Reverse mortgages have been around for decades, even before the Department of Housing and Urban Development created the Home Equity Conversion Mortgage (HECM) program in the late 1980s. But while these financial products aren’t necessarily new, today they are becoming a “disruptive” way to leveraging home equity, says one reverse mortgage researcher.
In the spirit of Silicon Valley, where the term “disruption” has become a buzzword among tech companies looking to radically change the conventional way things are done, reverse mortgages are disrupting long-held emotional attachments tied to the home and how it can be used in building retirement wealth, according to a recent webinar from the Financial Planning Association (FPA), featuring Barry H. Sacks, a practicing tax attorney in San Francisco who has researched the effects of reverse mortgages in retirement planning.

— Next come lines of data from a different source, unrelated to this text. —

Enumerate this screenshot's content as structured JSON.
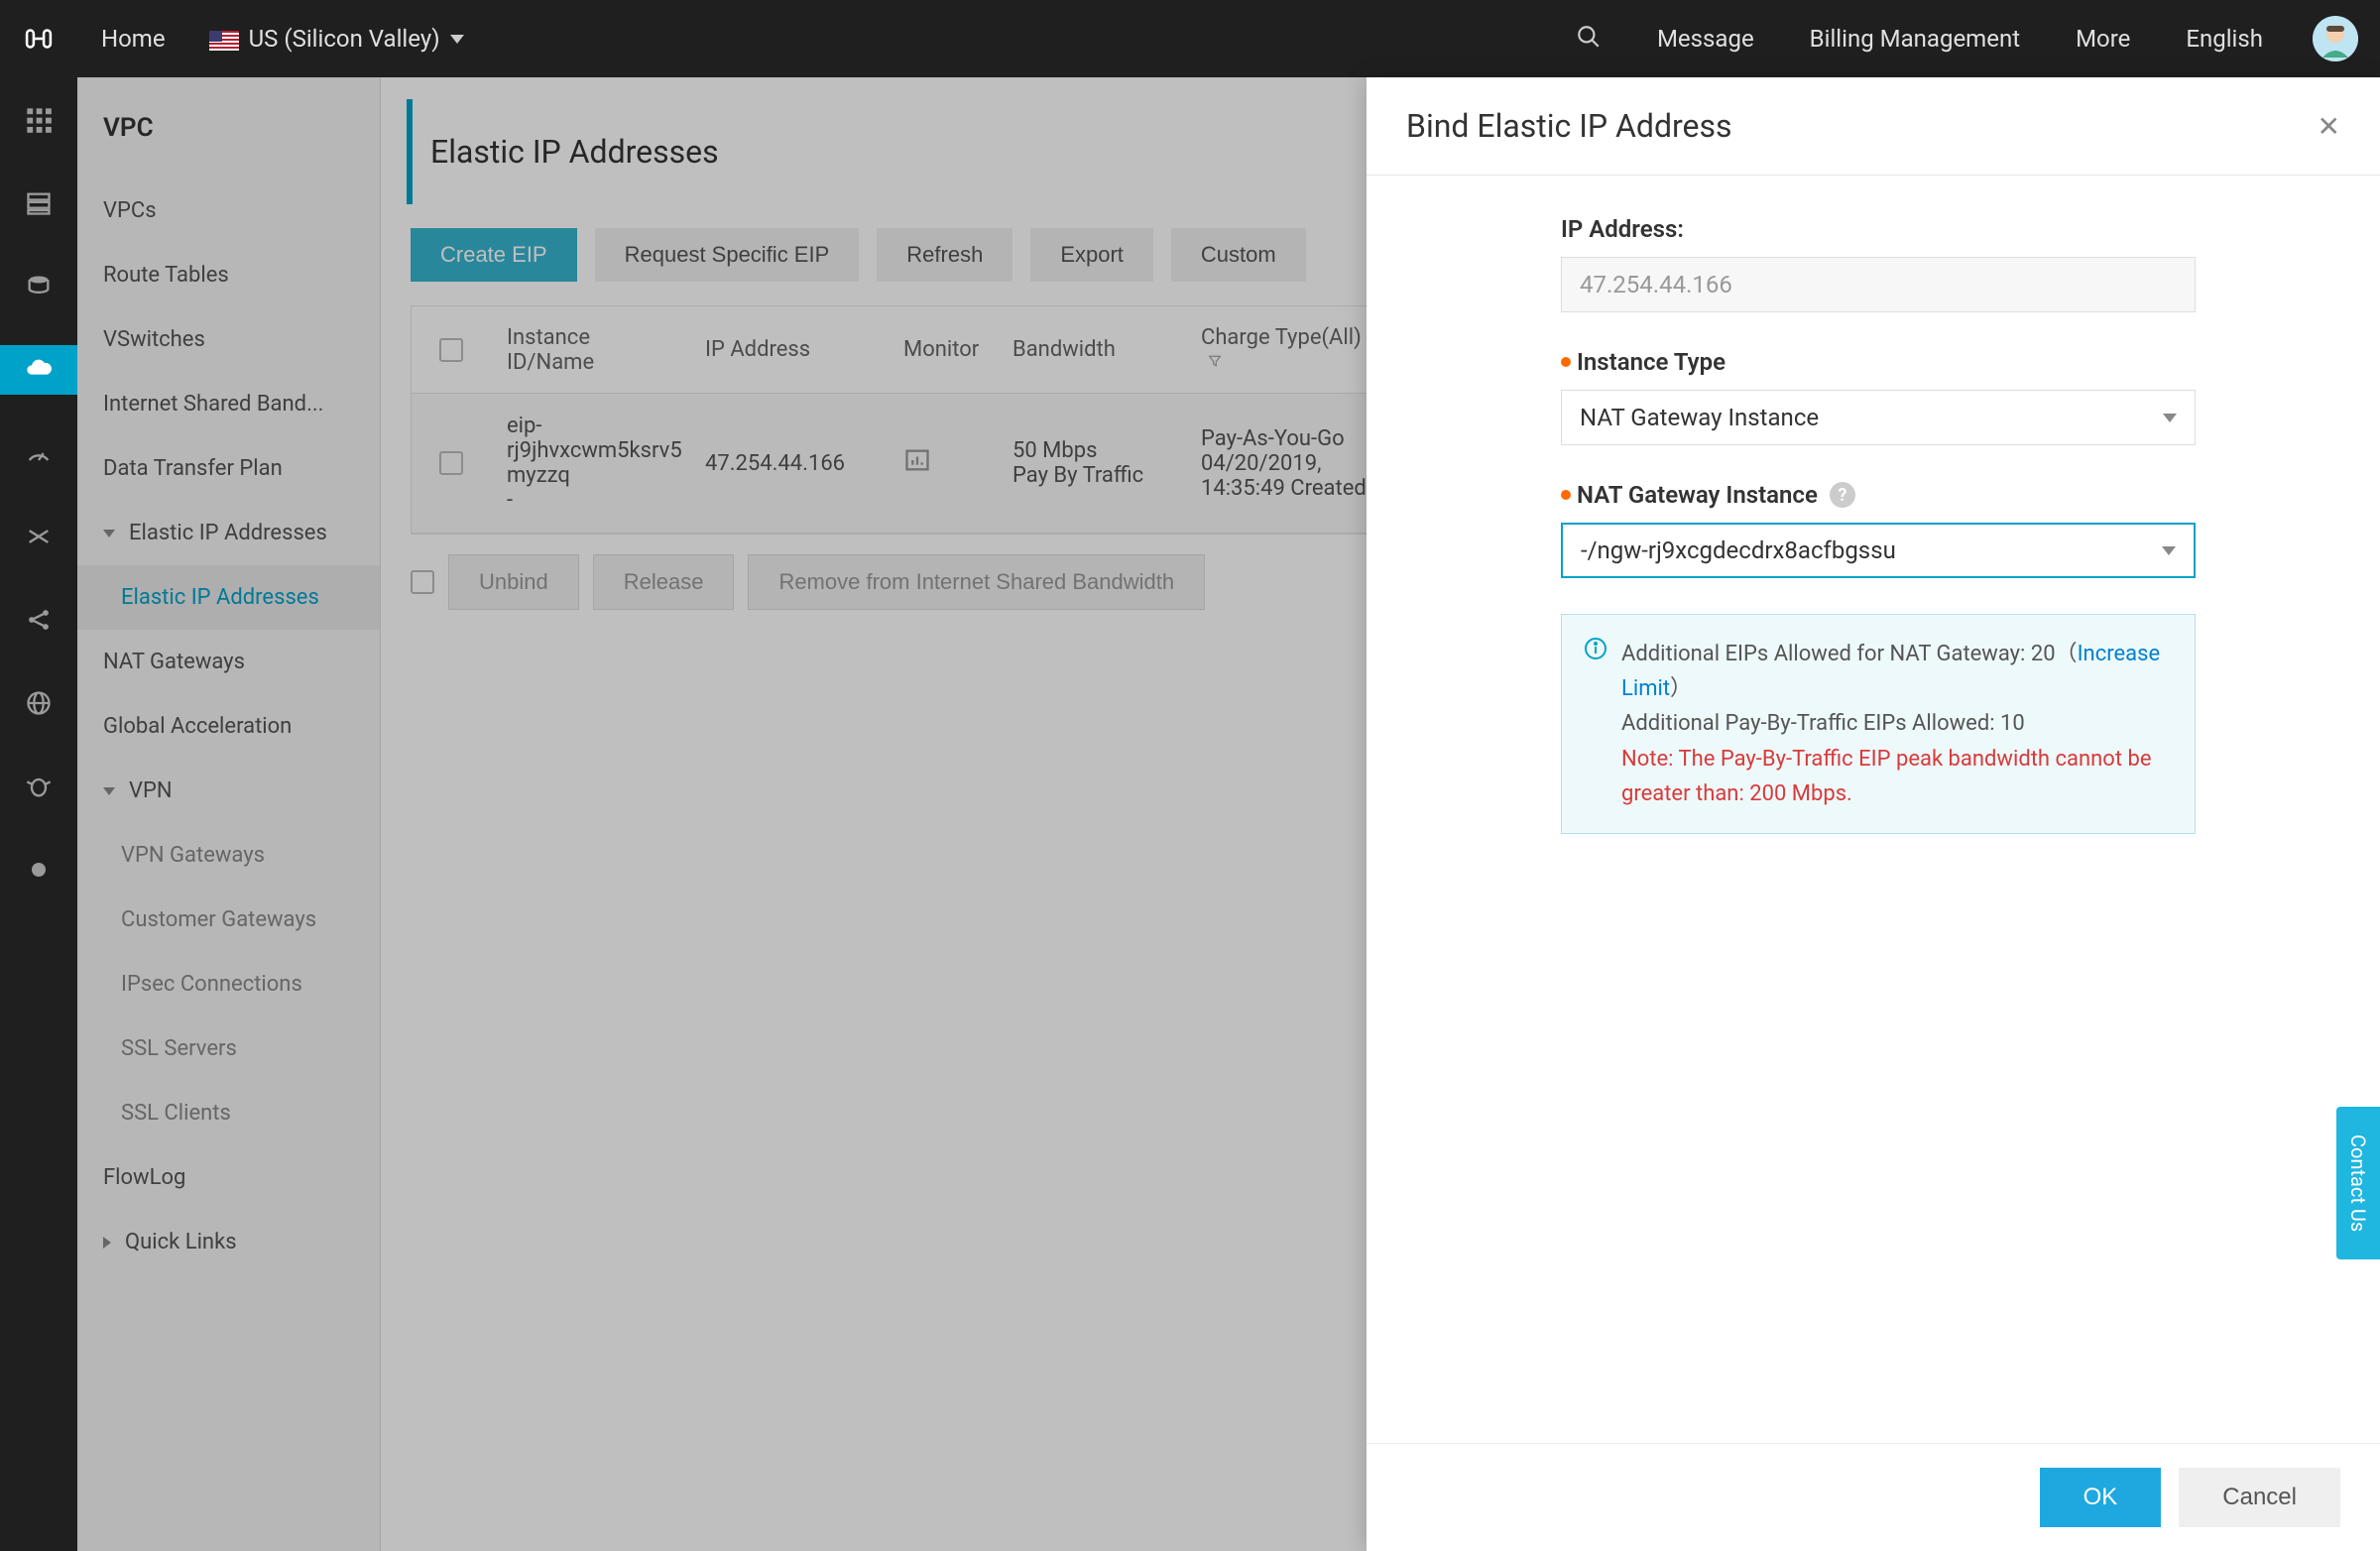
{
  "topbar": {
    "home": "Home",
    "region": "US (Silicon Valley)",
    "message": "Message",
    "billing": "Billing Management",
    "more": "More",
    "english": "English"
  },
  "sidebar": {
    "title": "VPC",
    "items": {
      "vpcs": "VPCs",
      "route_tables": "Route Tables",
      "vswitches": "VSwitches",
      "internet_shared": "Internet Shared Band...",
      "data_transfer": "Data Transfer Plan",
      "eip_group": "Elastic IP Addresses",
      "eip": "Elastic IP Addresses",
      "nat": "NAT Gateways",
      "ga": "Global Acceleration",
      "vpn_group": "VPN",
      "vpn_gw": "VPN Gateways",
      "cust_gw": "Customer Gateways",
      "ipsec": "IPsec Connections",
      "ssl_srv": "SSL Servers",
      "ssl_cli": "SSL Clients",
      "flowlog": "FlowLog",
      "quick": "Quick Links"
    }
  },
  "page": {
    "title": "Elastic IP Addresses",
    "buttons": {
      "create": "Create EIP",
      "request": "Request Specific EIP",
      "refresh": "Refresh",
      "export": "Export",
      "custom": "Custom"
    },
    "columns": {
      "instance": "Instance ID/Name",
      "ip": "IP Address",
      "monitor": "Monitor",
      "bandwidth": "Bandwidth",
      "charge": "Charge Type(All)"
    },
    "row": {
      "instance_l1": "eip-",
      "instance_l2": "rj9jhvxcwm5ksrv5",
      "instance_l3": "myzzq",
      "instance_l4": "-",
      "ip": "47.254.44.166",
      "bw_l1": "50 Mbps",
      "bw_l2": "Pay By Traffic",
      "charge_l1": "Pay-As-You-Go",
      "charge_l2": "04/20/2019,",
      "charge_l3": "14:35:49 Created"
    },
    "bulk": {
      "unbind": "Unbind",
      "release": "Release",
      "remove": "Remove from Internet Shared Bandwidth"
    }
  },
  "drawer": {
    "title": "Bind Elastic IP Address",
    "ip_label": "IP Address:",
    "ip_value": "47.254.44.166",
    "type_label": "Instance Type",
    "type_value": "NAT Gateway Instance",
    "nat_label": "NAT Gateway Instance",
    "nat_value": "-/ngw-rj9xcgdecdrx8acfbgssu",
    "info_l1a": "Additional EIPs Allowed for NAT Gateway: 20（",
    "info_link": "Increase Limit",
    "info_l1b": "）",
    "info_l2": "Additional Pay-By-Traffic EIPs Allowed: 10",
    "info_note": "Note: The Pay-By-Traffic EIP peak bandwidth cannot be greater than: 200 Mbps.",
    "ok": "OK",
    "cancel": "Cancel"
  },
  "contact": "Contact Us"
}
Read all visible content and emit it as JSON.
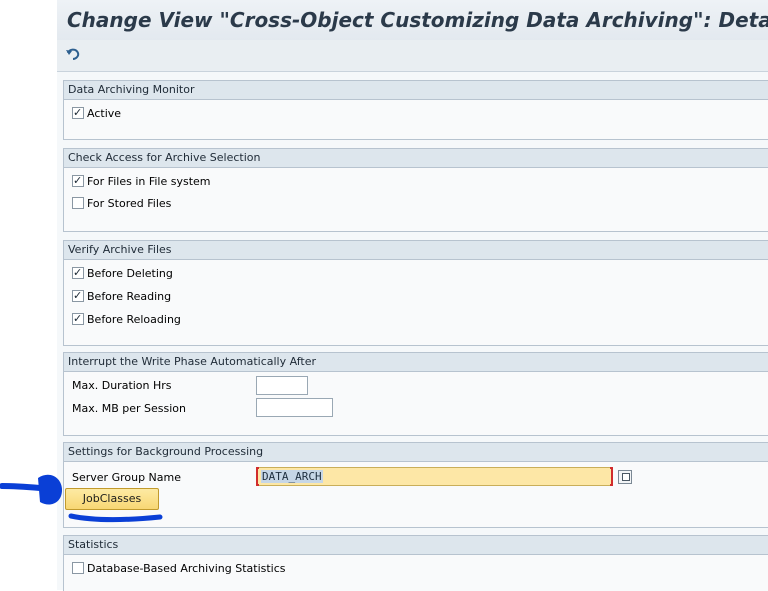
{
  "title": "Change View \"Cross-Object Customizing Data Archiving\": Details",
  "toolbar": {
    "undo_icon": "undo-arrow-icon"
  },
  "sections": {
    "monitor": {
      "header": "Data Archiving Monitor",
      "items": [
        {
          "label": "Active",
          "checked": true
        }
      ]
    },
    "access": {
      "header": "Check Access for Archive Selection",
      "items": [
        {
          "label": "For Files in File system",
          "checked": true
        },
        {
          "label": "For Stored Files",
          "checked": false
        }
      ]
    },
    "verify": {
      "header": "Verify Archive Files",
      "items": [
        {
          "label": "Before Deleting",
          "checked": true
        },
        {
          "label": "Before Reading",
          "checked": true
        },
        {
          "label": "Before Reloading",
          "checked": true
        }
      ]
    },
    "interrupt": {
      "header": "Interrupt the Write Phase Automatically After",
      "max_hrs_label": "Max. Duration Hrs",
      "max_hrs_value": "",
      "max_mb_label": "Max. MB per Session",
      "max_mb_value": ""
    },
    "background": {
      "header": "Settings for Background Processing",
      "server_group_label": "Server Group Name",
      "server_group_value": "DATA_ARCH",
      "jobclasses_label": "JobClasses"
    },
    "statistics": {
      "header": "Statistics",
      "items": [
        {
          "label": "Database-Based Archiving Statistics",
          "checked": false
        }
      ]
    }
  },
  "colors": {
    "annotation": "#0a3fd6",
    "required_field": "#fde7a6",
    "button": "#f8d774"
  }
}
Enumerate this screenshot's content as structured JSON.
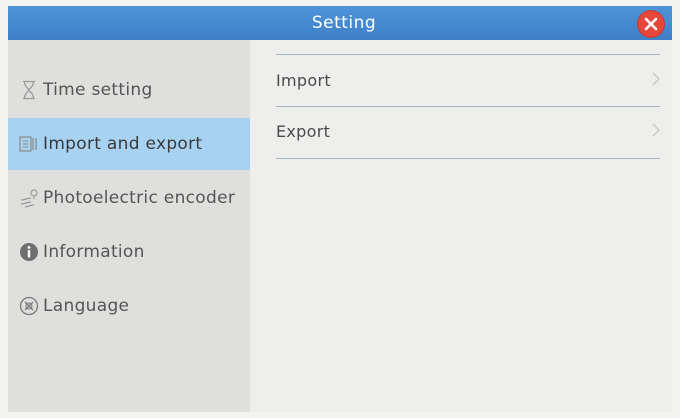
{
  "window": {
    "title": "Setting"
  },
  "sidebar": {
    "items": [
      {
        "label": "Time setting",
        "icon": "hourglass-icon"
      },
      {
        "label": "Import and export",
        "icon": "import-export-icon"
      },
      {
        "label": "Photoelectric encoder",
        "icon": "encoder-icon"
      },
      {
        "label": "Information",
        "icon": "info-icon"
      },
      {
        "label": "Language",
        "icon": "language-icon"
      }
    ],
    "selected": "Import and export"
  },
  "main": {
    "rows": [
      {
        "label": "Import",
        "icon": "chevron-right-icon"
      },
      {
        "label": "Export",
        "icon": "chevron-right-icon"
      }
    ]
  },
  "colors": {
    "titlebar": "#4188cf",
    "selected_item": "#a7d2f1",
    "close_button": "#e5483b",
    "divider": "#a8b8c8"
  }
}
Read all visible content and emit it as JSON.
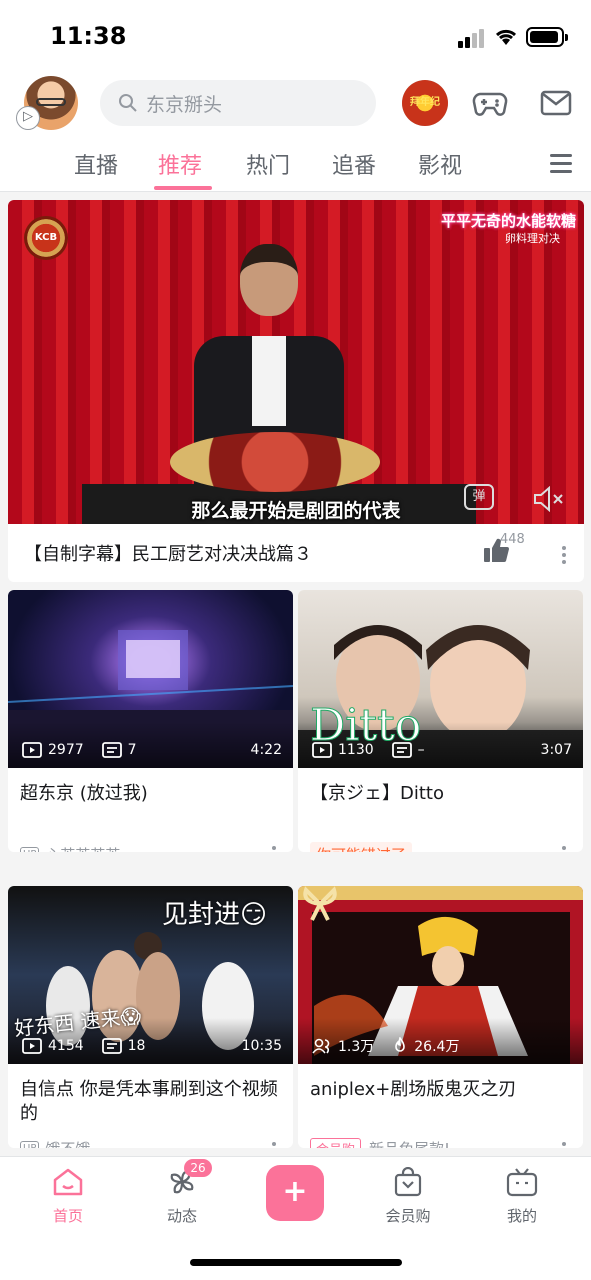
{
  "status_bar": {
    "time": "11:38"
  },
  "header": {
    "search_placeholder": "东京掰头",
    "promo_badge_text": "拜年纪"
  },
  "tabs": [
    {
      "label": "直播",
      "active": false
    },
    {
      "label": "推荐",
      "active": true
    },
    {
      "label": "热门",
      "active": false
    },
    {
      "label": "追番",
      "active": false
    },
    {
      "label": "影视",
      "active": false
    }
  ],
  "featured": {
    "title": "【自制字幕】民工厨艺对决决战篇３",
    "subtitle_overlay": "那么最开始是剧团的代表",
    "corner_text": "平平无奇的水能软糖",
    "corner_subtext": "卵料理对决",
    "logo_text": "KCB",
    "danmaku_label": "弹",
    "like_count": "448"
  },
  "cards": [
    {
      "title": "超东京 (放过我)",
      "views": "2977",
      "comments": "7",
      "duration": "4:22",
      "author_badge": "UP",
      "author": "心芝芝芝芝~"
    },
    {
      "title": "【京ジェ】Ditto",
      "views": "1130",
      "comments": "–",
      "duration": "3:07",
      "tag": "你可能错过了",
      "overlay_text": "Ditto"
    },
    {
      "title": "自信点 你是凭本事刷到这个视频的",
      "views": "4154",
      "comments": "18",
      "duration": "10:35",
      "author_badge": "UP",
      "author": "饿不饿",
      "overlay_top": "见封进😏",
      "overlay_bottom": "好东西 速来😱"
    },
    {
      "title": "aniplex+剧场版鬼灭之刃",
      "views": "1.3万",
      "hot": "26.4万",
      "tag": "会员购",
      "subtitle": "新品免尾款!"
    }
  ],
  "bottom_nav": [
    {
      "label": "首页",
      "active": true
    },
    {
      "label": "动态",
      "badge": "26"
    },
    {
      "label": "+"
    },
    {
      "label": "会员购"
    },
    {
      "label": "我的"
    }
  ],
  "colors": {
    "accent": "#fb7299",
    "tag_orange": "#ff6633"
  }
}
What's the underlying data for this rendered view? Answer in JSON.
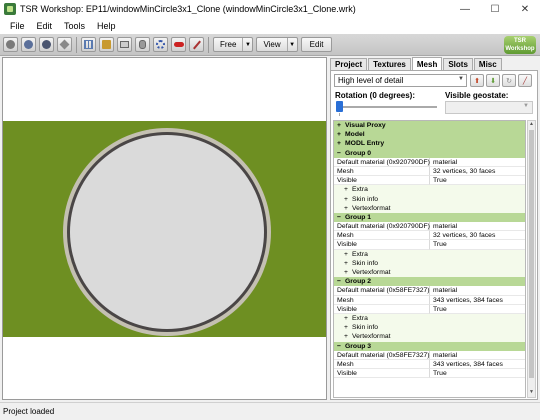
{
  "window": {
    "title": "TSR Workshop: EP11/windowMinCircle3x1_Clone (windowMinCircle3x1_Clone.wrk)",
    "min_glyph": "—",
    "max_glyph": "☐",
    "close_glyph": "✕"
  },
  "menu": [
    "File",
    "Edit",
    "Tools",
    "Help"
  ],
  "toolbar": {
    "camera_mode": "Free",
    "view_label": "View",
    "edit_label": "Edit",
    "logo_line1": "TSR",
    "logo_line2": "Workshop"
  },
  "viewport": {
    "colors": {
      "grass": "#6e8f22",
      "frame": "#c4c0b2",
      "rim": "#4a4646",
      "glass": "#dadada"
    }
  },
  "panel": {
    "tabs": [
      "Project",
      "Textures",
      "Mesh",
      "Slots",
      "Misc"
    ],
    "active_tab": "Mesh",
    "lod_value": "High level of detail",
    "rotation_label": "Rotation (0 degrees):",
    "rotation_value": 0,
    "geostate_label": "Visible geostate:",
    "geostate_value": ""
  },
  "tree": {
    "rows": [
      {
        "type": "sec",
        "pm": "+",
        "label": "Visual Proxy"
      },
      {
        "type": "sec",
        "pm": "+",
        "label": "Model"
      },
      {
        "type": "sec",
        "pm": "+",
        "label": "MODL Entry"
      },
      {
        "type": "sec",
        "pm": "−",
        "label": "Group 0"
      },
      {
        "type": "prop",
        "key": "Default material (0x920790DF)",
        "value": "material"
      },
      {
        "type": "prop",
        "key": "Mesh",
        "value": "32 vertices, 30 faces"
      },
      {
        "type": "prop",
        "key": "Visible",
        "value": "True"
      },
      {
        "type": "sub",
        "pm": "+",
        "label": "Extra"
      },
      {
        "type": "sub",
        "pm": "+",
        "label": "Skin info"
      },
      {
        "type": "sub",
        "pm": "+",
        "label": "Vertexformat"
      },
      {
        "type": "sec",
        "pm": "−",
        "label": "Group 1"
      },
      {
        "type": "prop",
        "key": "Default material (0x920790DF)",
        "value": "material"
      },
      {
        "type": "prop",
        "key": "Mesh",
        "value": "32 vertices, 30 faces"
      },
      {
        "type": "prop",
        "key": "Visible",
        "value": "True"
      },
      {
        "type": "sub",
        "pm": "+",
        "label": "Extra"
      },
      {
        "type": "sub",
        "pm": "+",
        "label": "Skin info"
      },
      {
        "type": "sub",
        "pm": "+",
        "label": "Vertexformat"
      },
      {
        "type": "sec",
        "pm": "−",
        "label": "Group 2"
      },
      {
        "type": "prop",
        "key": "Default material (0x58FE7327)",
        "value": "material"
      },
      {
        "type": "prop",
        "key": "Mesh",
        "value": "343 vertices, 384 faces"
      },
      {
        "type": "prop",
        "key": "Visible",
        "value": "True"
      },
      {
        "type": "sub",
        "pm": "+",
        "label": "Extra"
      },
      {
        "type": "sub",
        "pm": "+",
        "label": "Skin info"
      },
      {
        "type": "sub",
        "pm": "+",
        "label": "Vertexformat"
      },
      {
        "type": "sec",
        "pm": "−",
        "label": "Group 3"
      },
      {
        "type": "prop",
        "key": "Default material (0x58FE7327)",
        "value": "material"
      },
      {
        "type": "prop",
        "key": "Mesh",
        "value": "343 vertices, 384 faces"
      },
      {
        "type": "prop",
        "key": "Visible",
        "value": "True"
      }
    ]
  },
  "status": {
    "text": "Project loaded"
  }
}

In February 2012, the Journal of Financial Planning published a report Sacks co-authored that analyzed the use of home equity via a reverse mortgage. The report mathematically showed how a reverse mortgage line of credit feature can be used to supplement retirement income.
Expounding on the report’s findings during last Thursday’s FPA webinar, Sacks discussed how HECMs can “reverse” the conventional wisdom that has been anchored by perceptions that one’s home is sacrosanct, and that once the mortgage has been paid off, it should never be encumbered to any debt.
“In fact, it’s a wrong-headed idea,” Sacks said. “The notion that you should wait late in retirement before you start thinking about a reverse mortgage is contrary to the way sequence of returns risk can be overcome.”
Using a reverse mortgage line of credit as part of a coordinated retirement strategy can help retirees—specifically, the “mass affluent” who have invested assets in the range of about $500,000 to $1.2 million, and home equity in the same range—who are drawing on securities portfolios like 401(k) accounts or rollover IRAs, Sacks said.
“A small draw from a reverse mortgage credit line at the right time increases the long-term growth of the securities portfolio, such as a 401(k) or rollover IRA account,” he said.
This can be a critical strategy for retirees, considering the most frequent cause of retirement account exhaustion is the sequence of returns risk.
“The conventional wisdom for dealing with risk of exhaustion is a passive strategy,” Sacks said. “Conventional wisdom says: ok, let’s not worry about that until we run out of money. This is a wait-and-see approach.”
When faced with portfolio depletion, using a reverse mortgage as a last resort can prematurely exhaust one’s portfolio much sooner than if a person took a line of credit earlier during retirement.
Per a comparison example provided during the webinar, two people named John and Jim each start off in Year-1 with a retirement portfolio of $500,000 at age 65. Each experience the same investment performance over the course of a 30-year retirement period.
John, however, embraces the conventional wisdom of taking out a reverse mortgage later in life and only does so once his portfolio has been exhausted in Year-24.
“New wisdom” Jim, on the other hand, gets a reverse mortgage with a line of credit feature in Year-2 of his retirement when he’s 66 years old. Jim then draws from his standby line of credit in years following negative returns to his portfolio in years 2, 3, 6 and 23.
At the end of a 30-year retirement, Jim had drawn $295,000 from his reverse mortgage credit line, owed $692,000 on the reverse mortgage loan, but left an investment portfolio of $1,086,000—more than doubling his portfolio value since he retired.
John, who ran out of money on the 24th year, had drawn a total of $447,955 over the course of the seven years he had his reverse mortgage line of credit, but without any money left in his retirement portfolio.
“That is a remarkable example of the synergy that comes from the coordinated use of a reverse mortgage credit line,” Sacks said. “This is crucial because there is such a risk of people running out of money in later years.”